Cody sofre com o sentimento de culpa por não estar ao lado de Meg quando ela precisou de ajuda. Cody não sabia que ela precisava de ajuda, mas acha que seria uma variável que poderia ter mudado o destino da amiga. E, de certa forma, ela tem razão. Ninguém é culpado pela ignorância, mas não se pode desviar do fato de que se não fosse por ela, as coisas poderiam ser diferentes. E a ignorância pode ser resolvida com um pouco mais de atenção e interesse pelos outros no dia a dia.
"Certa tarde, estou me preparando para tomar banho depois do trabalho e, enquanto reviro o armário de remédios em busca de uma gilete nova, vejo um dos frascos enormes de Tylenol que Tricia costuma comprar na farmácia. Graças à minha pesquisa, sei que Tylenol é uma forma terrivelmente dolorosa, mas barata, de se matar. Desligo o chuveiro. Vou para o meu quarto. Espalho os tabletes brancos na minha colcha. Eu deveria tomar quantos? Quantos eu consigo engolir de uma só vez? Como impedir que acabe vomitando tudo?"
Somado a isso, existe a estupidez humana. A inclusão social na Internet é como uma arma: se usada da forma errada, pode ser uma coisa terrível. Não se pode censurar o conteúdo, mas se pode perseguir e condenar aqueles que passam dos limites e usam a rede para causar estragos, de forma direta ou indireta. Como acompanhamos no livro, existem, sim, grupos de apoio ao suicídio. Não aqueles grupos que te ajudam a enfrentar seus problemas, mas, sim, aqueles que te dão ideias e formas de cometer o suicídio. Eles te enchem de mensagens, onde afirmam que você será mais feliz morto do que enfrentando seus medos. É absurdo, irracional, doente, nojento a existência de sites e fóruns com esse propósito, mas eles estão por aí, fáceis de serem achados e prontos para te ajudar a fazer uma enorme, gigante besteira. E essas pessoas, mesmo que não te obriguem a cometer suicídio, deveriam sofrer as penalidades pelo que publicam. Infelizmente, isso não acontece.
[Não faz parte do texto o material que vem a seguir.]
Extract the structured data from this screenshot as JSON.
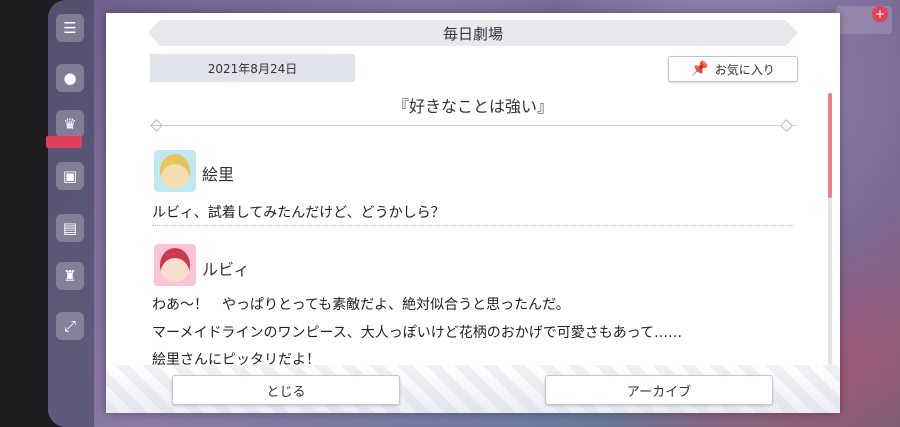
{
  "modal": {
    "title": "毎日劇場",
    "date": "2021年8月24日",
    "favorite_label": "お気に入り",
    "story_title": "『好きなことは強い』"
  },
  "dialogue": [
    {
      "speaker": "絵里",
      "lines": [
        "ルビィ、試着してみたんだけど、どうかしら？"
      ]
    },
    {
      "speaker": "ルビィ",
      "lines": [
        "わあ～！　やっぱりとっても素敵だよ、絶対似合うと思ったんだ。",
        "マーメイドラインのワンピース、大人っぽいけど花柄のおかげで可愛さもあって……",
        "絵里さんにピッタリだよ！"
      ]
    }
  ],
  "buttons": {
    "close_label": "とじる",
    "archive_label": "アーカイブ"
  },
  "icons": {
    "favorite": "pin-icon",
    "menu": "menu-icon",
    "chat": "chat-icon",
    "gift": "gift-icon",
    "present": "present-icon",
    "expand": "expand-icon"
  },
  "colors": {
    "accent": "#f07b8c",
    "title_bar": "#e8e9ee"
  }
}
Gayle Forman denuncia na forma de uma história o comportamento preconceituoso dos familiares com quem sofre de depressão. Denuncia como alguém com depressão passa despercebido perto dos amigos, principalmente pela vergonha que sente pela possibilidade de descobrirem. Denuncia a existência de fóruns que ajudam pessoas com depressão a cometerem suicídio, distribuindo documentos com venenos eficazes e até o que se sente quando são ingeridos. Por essas coisas, realmente não importa a qualidade da história como ficção, mas sim o que ela apresenta.
Então, leia Eu estive aqui. Como disse lá em cima, é uma obra indispensável. E mais: preste bastante atenção no que é dito nas páginas de agradecimento ao final.